El malecón de La Habana

En la isla, a partir de la llegada de Fidel y sus guerrilleros – hace más de 60 años - ,   y en el resto de  las ciudades y pueblecitos de la isla, partiendo de Guanahacabibes hasta más allá de Sierra Maestra, la aparente dignidad se encierra  en recibir consignas revolucionarias como si el mundo no hubiera cambiado, mientras se sigue escuchando una y otra vez “Patria... o muerte”, algo que los antiguos descendientes de los mambises dicen, con juicio,  ser un pleonasmo. 

Es  sabido que la pasada semana  cientos de cubanos, cansados de tantas décadas de oprobios, salieron a las calles de La Habana y otras ciudades del país,  requiriendo libertad, una emancipación que el castrismo ha cerrado a cal y canto, y cuyos anhelos han sido lanzados a las profundidades del Golfo de Florida, ese mar culpable de haberse ahogado docenas de  soñadores en busca de las costas  de Florida.   

El bembón de piel carbonífera Nicolás Guillén, en versos marcados en compases de sóngoro y hablando  “inglé”, lo marcó  con  palmera carbonizada: “¡Ay Cuba, si te dijera, yo que te conozco tanto bajo tu  risa ligera!”. 

Al unísono, el general mambí Antonio Maceo – héroe de la isla que se muerde la cola – sellaba estas palabras sobre el tronco de un cocotero erguido: “La libertad no se pide, se conquista a golpe de machete”.  

Ahora  ese valor está  pulverizado, arrastrado  sobre un  conformismo que se volvió amarga  rutina envuelta en desengaños.  

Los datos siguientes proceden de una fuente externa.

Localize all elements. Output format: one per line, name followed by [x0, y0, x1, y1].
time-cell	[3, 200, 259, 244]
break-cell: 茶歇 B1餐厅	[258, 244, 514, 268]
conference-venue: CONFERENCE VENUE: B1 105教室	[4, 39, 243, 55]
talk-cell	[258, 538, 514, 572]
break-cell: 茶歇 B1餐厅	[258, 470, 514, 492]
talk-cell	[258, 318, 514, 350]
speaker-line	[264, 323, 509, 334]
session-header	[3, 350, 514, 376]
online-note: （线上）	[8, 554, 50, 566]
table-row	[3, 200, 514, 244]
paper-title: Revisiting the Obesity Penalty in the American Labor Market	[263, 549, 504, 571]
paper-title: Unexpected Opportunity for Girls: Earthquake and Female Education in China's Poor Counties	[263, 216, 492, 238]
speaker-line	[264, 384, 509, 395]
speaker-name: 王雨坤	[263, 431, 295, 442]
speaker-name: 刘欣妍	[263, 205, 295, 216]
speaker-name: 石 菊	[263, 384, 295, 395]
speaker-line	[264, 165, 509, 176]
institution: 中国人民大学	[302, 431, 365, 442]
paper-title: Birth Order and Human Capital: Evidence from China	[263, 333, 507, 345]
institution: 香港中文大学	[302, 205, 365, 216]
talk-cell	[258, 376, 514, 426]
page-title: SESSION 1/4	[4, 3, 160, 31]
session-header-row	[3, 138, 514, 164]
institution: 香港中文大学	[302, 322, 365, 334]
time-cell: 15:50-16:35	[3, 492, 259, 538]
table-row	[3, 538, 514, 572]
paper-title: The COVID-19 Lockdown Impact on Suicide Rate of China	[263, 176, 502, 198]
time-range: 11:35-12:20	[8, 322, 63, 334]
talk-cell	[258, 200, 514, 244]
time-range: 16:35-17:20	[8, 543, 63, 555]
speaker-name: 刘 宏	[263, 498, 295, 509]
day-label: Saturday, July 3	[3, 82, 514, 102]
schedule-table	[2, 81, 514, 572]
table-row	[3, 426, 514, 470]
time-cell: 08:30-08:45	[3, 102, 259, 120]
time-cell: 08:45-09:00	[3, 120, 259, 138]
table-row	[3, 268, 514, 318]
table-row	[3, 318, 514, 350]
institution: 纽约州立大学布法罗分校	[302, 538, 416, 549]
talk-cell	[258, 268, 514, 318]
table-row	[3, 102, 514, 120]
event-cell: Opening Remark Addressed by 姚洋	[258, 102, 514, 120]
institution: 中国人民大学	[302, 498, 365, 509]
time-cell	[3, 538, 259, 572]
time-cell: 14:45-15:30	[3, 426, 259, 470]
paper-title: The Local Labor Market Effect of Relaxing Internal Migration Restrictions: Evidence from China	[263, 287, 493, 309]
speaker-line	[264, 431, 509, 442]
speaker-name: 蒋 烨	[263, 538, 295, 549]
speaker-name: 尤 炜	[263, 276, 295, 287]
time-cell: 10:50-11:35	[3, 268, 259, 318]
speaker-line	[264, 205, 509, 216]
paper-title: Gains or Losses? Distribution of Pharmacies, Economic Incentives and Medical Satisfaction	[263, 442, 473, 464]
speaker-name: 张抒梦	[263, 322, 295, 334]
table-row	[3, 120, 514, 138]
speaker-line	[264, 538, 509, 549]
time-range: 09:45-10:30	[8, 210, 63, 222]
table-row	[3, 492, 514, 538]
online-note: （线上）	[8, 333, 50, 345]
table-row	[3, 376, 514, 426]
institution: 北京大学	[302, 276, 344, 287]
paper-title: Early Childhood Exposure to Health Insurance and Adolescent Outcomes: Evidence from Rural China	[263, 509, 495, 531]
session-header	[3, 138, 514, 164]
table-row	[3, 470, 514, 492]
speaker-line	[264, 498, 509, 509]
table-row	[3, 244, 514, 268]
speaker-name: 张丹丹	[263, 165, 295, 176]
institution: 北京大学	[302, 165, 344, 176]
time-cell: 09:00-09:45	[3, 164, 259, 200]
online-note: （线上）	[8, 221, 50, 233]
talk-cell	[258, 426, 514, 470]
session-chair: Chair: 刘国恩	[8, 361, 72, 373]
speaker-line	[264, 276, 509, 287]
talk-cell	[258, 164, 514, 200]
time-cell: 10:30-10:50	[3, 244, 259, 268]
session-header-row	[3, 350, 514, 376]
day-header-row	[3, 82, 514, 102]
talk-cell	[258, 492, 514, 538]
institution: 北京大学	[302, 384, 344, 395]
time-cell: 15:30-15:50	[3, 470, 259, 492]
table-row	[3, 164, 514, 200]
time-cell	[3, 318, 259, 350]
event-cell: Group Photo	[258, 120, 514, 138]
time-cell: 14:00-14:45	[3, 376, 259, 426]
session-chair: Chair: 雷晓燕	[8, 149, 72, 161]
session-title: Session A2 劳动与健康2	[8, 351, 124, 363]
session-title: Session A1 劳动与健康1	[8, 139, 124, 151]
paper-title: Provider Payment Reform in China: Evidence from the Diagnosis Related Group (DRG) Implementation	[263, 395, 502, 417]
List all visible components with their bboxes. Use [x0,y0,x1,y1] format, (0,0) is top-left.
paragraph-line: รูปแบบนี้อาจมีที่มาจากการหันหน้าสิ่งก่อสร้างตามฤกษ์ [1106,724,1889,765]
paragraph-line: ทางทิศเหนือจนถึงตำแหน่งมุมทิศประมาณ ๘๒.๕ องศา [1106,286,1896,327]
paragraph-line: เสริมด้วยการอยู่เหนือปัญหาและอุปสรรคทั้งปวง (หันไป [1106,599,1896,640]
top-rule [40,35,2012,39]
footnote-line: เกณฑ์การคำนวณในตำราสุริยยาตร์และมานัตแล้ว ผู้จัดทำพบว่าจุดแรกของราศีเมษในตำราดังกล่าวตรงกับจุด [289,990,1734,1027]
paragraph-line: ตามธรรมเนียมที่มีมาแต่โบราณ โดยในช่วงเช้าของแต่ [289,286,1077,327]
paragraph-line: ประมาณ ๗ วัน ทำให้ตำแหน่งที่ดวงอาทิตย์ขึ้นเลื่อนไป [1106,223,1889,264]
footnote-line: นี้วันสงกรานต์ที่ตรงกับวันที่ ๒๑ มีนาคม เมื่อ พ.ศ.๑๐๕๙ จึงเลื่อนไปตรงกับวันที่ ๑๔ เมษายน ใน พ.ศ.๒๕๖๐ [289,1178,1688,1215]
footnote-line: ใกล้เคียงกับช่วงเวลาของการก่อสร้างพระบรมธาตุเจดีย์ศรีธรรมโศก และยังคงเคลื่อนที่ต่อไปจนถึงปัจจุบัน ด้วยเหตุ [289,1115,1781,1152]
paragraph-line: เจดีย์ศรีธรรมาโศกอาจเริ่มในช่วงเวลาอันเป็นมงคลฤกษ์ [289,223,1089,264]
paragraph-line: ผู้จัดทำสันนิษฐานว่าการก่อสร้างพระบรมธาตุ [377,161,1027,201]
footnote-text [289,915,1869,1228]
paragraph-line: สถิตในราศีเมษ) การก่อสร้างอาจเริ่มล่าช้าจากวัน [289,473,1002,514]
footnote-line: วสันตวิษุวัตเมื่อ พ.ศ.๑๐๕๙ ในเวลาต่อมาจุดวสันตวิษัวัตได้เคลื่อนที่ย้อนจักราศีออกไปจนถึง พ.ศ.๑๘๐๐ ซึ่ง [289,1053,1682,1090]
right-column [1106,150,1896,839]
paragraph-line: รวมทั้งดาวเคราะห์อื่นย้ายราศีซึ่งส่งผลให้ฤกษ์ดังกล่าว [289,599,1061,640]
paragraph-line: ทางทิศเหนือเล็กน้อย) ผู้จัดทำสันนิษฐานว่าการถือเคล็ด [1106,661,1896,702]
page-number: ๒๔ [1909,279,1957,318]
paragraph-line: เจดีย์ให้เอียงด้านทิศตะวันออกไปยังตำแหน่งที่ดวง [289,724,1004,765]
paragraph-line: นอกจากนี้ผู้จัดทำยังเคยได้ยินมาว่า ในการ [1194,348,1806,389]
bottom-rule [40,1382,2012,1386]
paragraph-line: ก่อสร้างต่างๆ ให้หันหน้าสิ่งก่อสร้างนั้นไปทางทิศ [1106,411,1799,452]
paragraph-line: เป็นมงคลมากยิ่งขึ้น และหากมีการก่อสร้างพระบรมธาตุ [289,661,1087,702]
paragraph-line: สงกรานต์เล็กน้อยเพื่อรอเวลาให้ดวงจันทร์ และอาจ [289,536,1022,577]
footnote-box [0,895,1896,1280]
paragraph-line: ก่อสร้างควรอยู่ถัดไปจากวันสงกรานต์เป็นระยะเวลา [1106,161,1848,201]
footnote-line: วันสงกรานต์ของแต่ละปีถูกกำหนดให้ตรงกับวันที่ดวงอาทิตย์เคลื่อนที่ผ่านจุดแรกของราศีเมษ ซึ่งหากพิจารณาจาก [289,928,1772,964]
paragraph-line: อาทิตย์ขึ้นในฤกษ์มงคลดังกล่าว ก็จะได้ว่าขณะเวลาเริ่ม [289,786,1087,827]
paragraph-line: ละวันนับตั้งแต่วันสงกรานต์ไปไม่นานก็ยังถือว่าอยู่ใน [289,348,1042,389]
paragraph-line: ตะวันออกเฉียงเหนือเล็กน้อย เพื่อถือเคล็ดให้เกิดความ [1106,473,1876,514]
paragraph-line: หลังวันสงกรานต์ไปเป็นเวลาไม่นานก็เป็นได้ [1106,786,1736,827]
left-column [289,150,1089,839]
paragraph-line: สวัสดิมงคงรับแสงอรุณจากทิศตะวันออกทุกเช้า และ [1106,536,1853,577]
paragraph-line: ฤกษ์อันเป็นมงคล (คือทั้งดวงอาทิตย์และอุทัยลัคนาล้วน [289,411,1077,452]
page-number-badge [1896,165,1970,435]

Quien haya estado en La Habana aprenderá que ningún habitante recibe los derechos que cualquier turista de ton y son goza mientras se tuesta  en las playas de Varadero o bebe ron en la conocida sala  del Tropicana abierta a todo excursionista dolarizado. 

Alejo Carpentier expresaba que  La Habana “es una  litografía alicaída y  anticuada, reflejo  de la más lúgubre expresión del colectivismo  comunista”. Esas palabras muestran la forma en la que se ha ido hundiendo una ciudad que ha sido  admiración del continente por su arquitectura, y que los “barbudos de la sierra” han dejado al fresco  de un decadente meandro 

 Aun así, el pueblo cubano  canturrea, ansía, susurra y sigue las predicciones jamás cumplidas de sus  babalaos a las puertas de las desvencijadas viviendas,  con el mismo garbo e impavidez  que sale con una bolsa de plástico a buscar algo de conseguir por esas calles  que  agarrotan el anhelo hasta el cansancio, al ritmo esclavista  de “Patria, socialismo o muerte”.  

Cuando el 8 de enero  de 1959 llego Fidel Castro a La  Habana, una semana después de haber triunfado su revolución  en Sierra Maestra, alguien le preguntó  al inmenso malecón de luz, salitre e historia, como quería ser llamado tras el triunfo de los barbudos: ¿Señor o compañero? 

El gran paseo respondió: 

- Señor, pues tengo más tiempo de vida como amo de mí mismo que ahora como camarada barbiluengo. 

 Este bulevar frente al mar del Golfo de México, comenzó a construirse en 1901 y concluyó la primera etapa un año después para ir marcando la fisonomía de la ciudad vieja que, con sus 7  kilómetros de largo en la actualidad, entre el río Almendares y el Puerto, ha sabido guardar  los anhelos de libertad  y las destemplanzas de uno de los pueblos más hospitalarios y bucólicos del Caribe.